Gas refunds and the EIP-3529 reform
One last piece of the gas mechanism that frequently surprises users is the refund system. Originally, certain opcodes — particularly SSTORE when clearing a storage slot and SELFDESTRUCT — gave back gas to the caller, sometimes up to half the transaction total. This was abused for years through "gas tokens" like GST2 and CHI, which let users pre-pay storage at low gas times and redeem the refund during high-fee windows. EIP-3529, shipped alongside 1559 in the London fork, cut these refunds dramatically: the maximum refund per transaction is now 20% of gas used, and the SELFDESTRUCT refund was removed entirely.
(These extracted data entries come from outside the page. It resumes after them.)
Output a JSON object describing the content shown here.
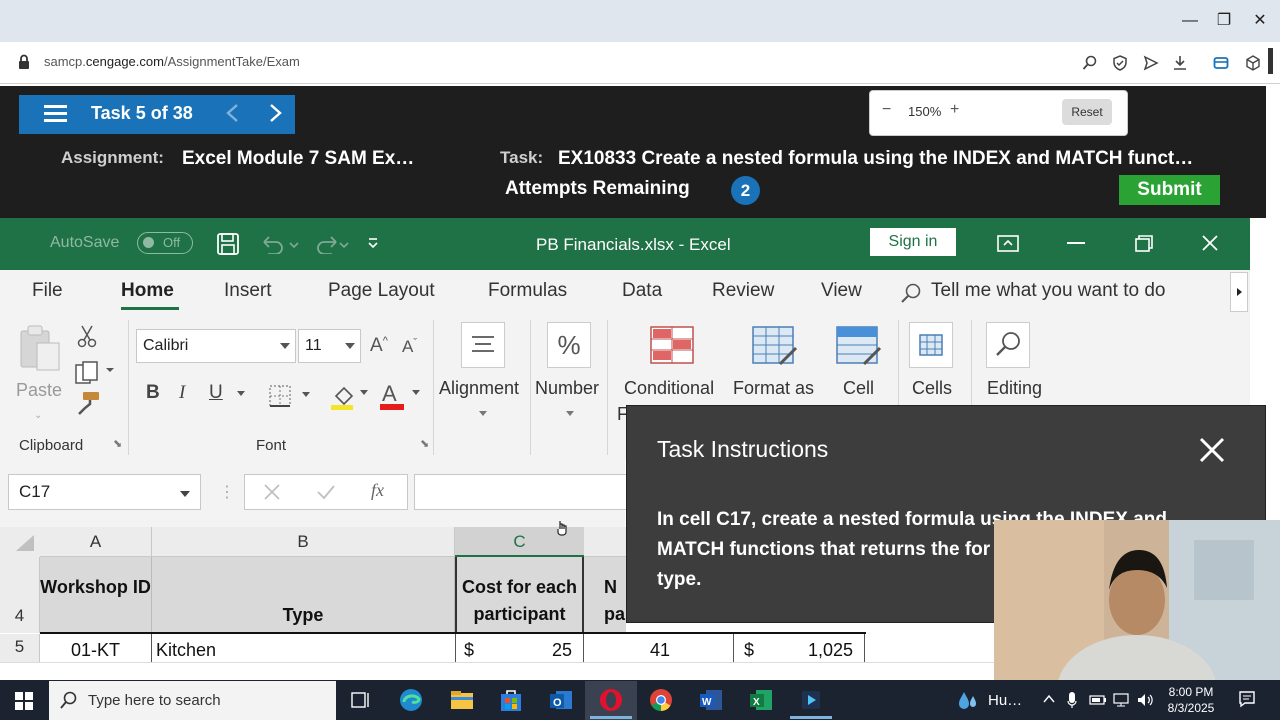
{
  "browser": {
    "url_prefix": "samcp.",
    "url_domain": "cengage.com",
    "url_path": "/AssignmentTake/Exam"
  },
  "sam": {
    "task_counter": "Task 5 of 38",
    "zoom": {
      "minus": "−",
      "value": "150%",
      "plus": "+",
      "reset": "Reset"
    },
    "assignment_label": "Assignment:",
    "assignment_value": "Excel Module 7 SAM Ex…",
    "task_label": "Task:",
    "task_value": "EX10833 Create a nested formula using the INDEX and MATCH funct…",
    "attempts_label": "Attempts Remaining",
    "attempts_count": "2",
    "submit": "Submit",
    "accent_color": "#1a73b8",
    "submit_color": "#2aa334"
  },
  "excel": {
    "autosave_label": "AutoSave",
    "autosave_state": "Off",
    "document_title": "PB Financials.xlsx - Excel",
    "sign_in": "Sign in",
    "brand_color": "#1f7246",
    "tabs": [
      "File",
      "Home",
      "Insert",
      "Page Layout",
      "Formulas",
      "Data",
      "Review",
      "View"
    ],
    "tell_me": "Tell me what you want to do",
    "ribbon": {
      "paste": "Paste",
      "clipboard_group": "Clipboard",
      "font_name": "Calibri",
      "font_size": "11",
      "bold": "B",
      "italic": "I",
      "underline": "U",
      "font_group": "Font",
      "alignment": "Alignment",
      "number": "Number",
      "conditional": "Conditional",
      "conditional_cut": "F",
      "format_as": "Format as",
      "cell": "Cell",
      "cells": "Cells",
      "editing": "Editing"
    },
    "name_box": "C17",
    "fx": "fx",
    "columns": [
      "A",
      "B",
      "C"
    ],
    "rows": [
      {
        "num": "4",
        "a": "Workshop ID",
        "b": "Type",
        "c": "Cost for each participant",
        "d": "N",
        "d2": "pa"
      },
      {
        "num": "5",
        "a": "01-KT",
        "b": "Kitchen",
        "c_cur": "$",
        "c_val": "25",
        "d": "41",
        "e_cur": "$",
        "e_val": "1,025"
      }
    ]
  },
  "instructions": {
    "title": "Task Instructions",
    "body": "In cell C17, create a nested formula using the INDEX and MATCH functions that returns the for the Bedroom workshop type."
  },
  "taskbar": {
    "search_placeholder": "Type here to search",
    "weather": "Hu…",
    "time": "8:00 PM",
    "date": "8/3/2025"
  }
}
Gas-token arbitrage stopped working overnight, and effective gas usage estimates from wallets became dramatically more accurate.
Why this matters: if you ever see a Dune query or block-explorer breakdown showing a transaction’s "effective gas price" lower than the realised base, it is almost always the refund mechanism at work. The contract design pattern of using one big SSTORE clearance at the end of a transaction to recover gas is still legal, just capped. For ordinary users, this is invisible. For protocol developers and arbitrage bots, EIP-3529 changed the calculus of contract design and is the reason modern DeFi contracts pack state more aggressively than 2020-era ones.
When transactions get stuck — replacement and acceleration
If you submit a transaction with a gas price below the next several base fees, it will sit in the mempool unconfirmed, sometimes for hours. The fix is a replacement transaction: send a new transaction from the same address with the same nonce, a higher tip, and a higher maxFee. Validators take whichever pays more. Most wallets — MetaMask, Rabby, Frame — expose this as a "speed up" or "cancel" button. MetaMask’s transaction docs describe the workflow, and the EIP-1559 standard requires the new tip be at least 10% higher than the original to discourage trivial-replacement DoS.
If you don’t have your wallet handy, a third-party service like Flashbots Protect can re-broadcast a stuck transaction or its replacement directly to block builders, bypassing the public mempool entirely. This is also the cleanest way to avoid front-running on time-sensitive trades. The same private-mempool services that help you here are, on the other side of the trade, what searchers use to bid into MEV opportunities — the two ends of the same plumbing.